Rheumatic fever is seen rarely nowadays. But it always has the potential to make a comeback. Of course, it is the major nonsuppurative complication of a group A streptococcal (GAS) infection, usually of the throat. The exact pathogenesis remains uncertain, but appears to be immune-mediated. T.D. Jones proposed certain diagnostic criteria in 1942 based on a study of 1,000 patients (RF was much more common in those prepenicillin days). The Jones Criteria have been modified over the years, but still rely on various combinations of major and minor findings, all of which depend on evidence of a recent GAS infection by culture, antigen testing, or serology. The patient presented above had no laboratory evidence of recent GAS disease.
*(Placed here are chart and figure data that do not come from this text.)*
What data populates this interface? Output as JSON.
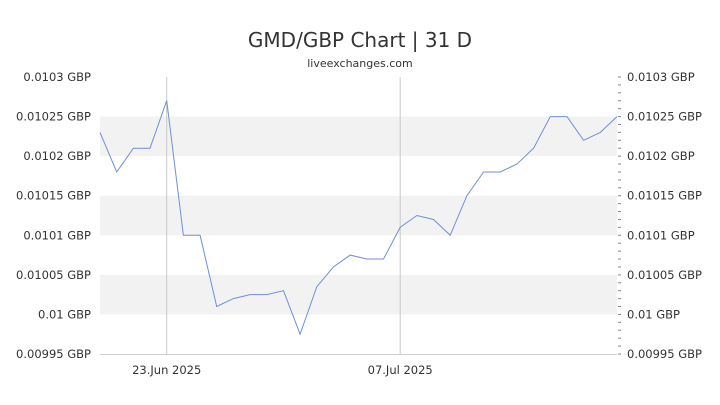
{
  "chart_data": {
    "type": "line",
    "title": "GMD/GBP Chart | 31 D",
    "subtitle": "liveexchanges.com",
    "xlabel": "",
    "ylabel": "",
    "ylim": [
      0.00995,
      0.0103
    ],
    "y_ticks": [
      {
        "value": 0.0103,
        "label": "0.0103 GBP"
      },
      {
        "value": 0.01025,
        "label": "0.01025 GBP"
      },
      {
        "value": 0.0102,
        "label": "0.0102 GBP"
      },
      {
        "value": 0.01015,
        "label": "0.01015 GBP"
      },
      {
        "value": 0.0101,
        "label": "0.0101 GBP"
      },
      {
        "value": 0.01005,
        "label": "0.01005 GBP"
      },
      {
        "value": 0.01,
        "label": "0.01 GBP"
      },
      {
        "value": 0.00995,
        "label": "0.00995 GBP"
      }
    ],
    "x_ticks": [
      {
        "index": 4,
        "label": "23.Jun 2025"
      },
      {
        "index": 18,
        "label": "07.Jul 2025"
      }
    ],
    "grid": "alternating horizontal bands",
    "line_color": "#6f8fd8",
    "series": [
      {
        "values": [
          0.01023,
          0.01018,
          0.01021,
          0.01021,
          0.01027,
          0.0101,
          0.0101,
          0.01001,
          0.01002,
          0.010025,
          0.010025,
          0.01003,
          0.009975,
          0.010035,
          0.01006,
          0.010075,
          0.01007,
          0.01007,
          0.01011,
          0.010125,
          0.01012,
          0.0101,
          0.01015,
          0.01018,
          0.01018,
          0.01019,
          0.01021,
          0.01025,
          0.01025,
          0.01022,
          0.01023,
          0.01025
        ]
      }
    ]
  }
}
Excellent reviews of rheumatic fever can be found in almost any pediatric text, but for a really detailed description of the clinical manifestations, go to an old text. For example, the 6th edition (1954) of Nelson’s textbook dedicates 13 pages to rheumatic fever, whereas the 16th edition (2000) uses about 4½ pages (although larger in size). Holt’s Diseases of Infancy and Childhood, 10th edition (1936) gives 18 pages to rheumatic fever. It just does not pay to print in great depth, information on a condition that has become so uncommon, but beware and keep it in mind. Like other disastrous GAS conditions (ie, necrotizing faciitis), it has a way of surfacing in geographic clusters.

I would like to wish you all a happy holiday season and a healthy and prosperous new year. I’m sure we all share the same desire to see peace come to our country and to the rest of the world as soon as possible.